Following on from the last post about the beanbag/percussion game,
I tried the same thing with the next class who were Year 3 and 3 (aged 7 and 8). I moved through the preliminary steps more swiftly, and added an extra element by grouping the children in threes, one with the bean-bag, one with the shaker, and one with a small hand drum, to tap when the bean bag landed on the floor. So, the game was, one child threw the beanbag up in the air (we had previously discussed what would make for “successful” throwing, and several children had obligingly offered “sensible behaviour”, “remembering that this is a music lesson and not play-time” – whoop whoop!), a second child played the shaker all the time that the bean bag was moving, and the third child tapped the drum when it landed.
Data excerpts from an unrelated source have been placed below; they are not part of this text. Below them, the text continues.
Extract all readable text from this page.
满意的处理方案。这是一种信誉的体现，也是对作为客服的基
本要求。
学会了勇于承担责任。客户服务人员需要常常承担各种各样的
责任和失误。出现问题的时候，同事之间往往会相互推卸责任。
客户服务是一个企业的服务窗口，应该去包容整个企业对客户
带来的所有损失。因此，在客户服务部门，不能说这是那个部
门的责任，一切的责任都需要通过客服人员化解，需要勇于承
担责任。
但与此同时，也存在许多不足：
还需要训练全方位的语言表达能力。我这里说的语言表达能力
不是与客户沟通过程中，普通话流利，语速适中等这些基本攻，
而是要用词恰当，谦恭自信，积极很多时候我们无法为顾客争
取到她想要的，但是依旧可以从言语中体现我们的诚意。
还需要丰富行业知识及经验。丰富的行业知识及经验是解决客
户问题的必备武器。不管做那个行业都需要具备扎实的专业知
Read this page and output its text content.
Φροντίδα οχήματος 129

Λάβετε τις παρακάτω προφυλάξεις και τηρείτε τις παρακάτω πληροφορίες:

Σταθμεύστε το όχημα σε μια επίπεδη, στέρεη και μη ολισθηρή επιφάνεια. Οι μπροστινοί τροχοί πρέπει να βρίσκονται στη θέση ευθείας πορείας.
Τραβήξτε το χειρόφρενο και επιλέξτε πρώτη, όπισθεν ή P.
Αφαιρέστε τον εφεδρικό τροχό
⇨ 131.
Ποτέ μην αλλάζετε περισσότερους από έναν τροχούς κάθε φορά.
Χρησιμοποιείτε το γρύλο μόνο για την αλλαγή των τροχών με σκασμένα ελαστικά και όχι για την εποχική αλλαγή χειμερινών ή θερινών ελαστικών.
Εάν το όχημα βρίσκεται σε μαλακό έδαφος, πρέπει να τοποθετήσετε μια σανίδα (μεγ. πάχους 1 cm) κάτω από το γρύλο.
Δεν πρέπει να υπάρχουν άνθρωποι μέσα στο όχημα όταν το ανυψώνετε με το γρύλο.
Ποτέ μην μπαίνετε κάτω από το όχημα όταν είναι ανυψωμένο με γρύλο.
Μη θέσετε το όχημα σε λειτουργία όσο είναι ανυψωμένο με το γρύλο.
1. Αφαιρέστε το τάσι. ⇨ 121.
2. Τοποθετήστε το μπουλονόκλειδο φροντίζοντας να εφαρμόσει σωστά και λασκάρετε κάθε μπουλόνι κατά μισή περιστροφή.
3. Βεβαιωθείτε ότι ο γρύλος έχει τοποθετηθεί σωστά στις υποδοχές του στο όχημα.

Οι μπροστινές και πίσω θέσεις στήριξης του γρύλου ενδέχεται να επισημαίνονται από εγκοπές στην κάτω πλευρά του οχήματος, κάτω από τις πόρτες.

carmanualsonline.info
I gave them a few minutes to take turns with the beanbag, shaker and drum, and then added another element.
Grouping the children in fours, one threw the beanbag, one played the shaker while the beanbag went up, another played a jingle stick or bells while it went down, and one tapped the drum when it landed. This is a bit harder than it sounds, at least to begin with. I gave the groups a chance to try this out, again taking turns, and then invited each group to demonstrate.
We spent some time talking about what made it work – watching each other, making sure everyone is ready, counting in or signalling when the thrower was about to throw, and so on.
Moving on a step, I explained that the bean bag thrower was acting as a conductor, showing the rest of the group when to play. If I took the ban bag away, how would everyone know when to play? What about the conductor making changes, like playing in a different order, or for different amounts of time, or more than one person at a time, or louder and softer?
After some time to experiment, we watched each group in turn – the results were surprisingly different and all quite sophisticated. Next time I shall show them some clips of a standard orchestra, with particular emphasis on the actions of the conductor.
Footnote; I ran this lesson again with a different class of year 3 and 4 children at a different school the very next afternoon. This class were all dressed up for World Book Day, had spent the morning enjoying special session with a very lively story-teller, gone swimming, had lunch and playtime. I was expecting the class to be a little more lively, and a little less controlled – and this proved to be the case. In fact the whole session was altogether far more “hyperactive” than the previous one. I just did part of the lesson, and moved on to something calmer. You have been warned!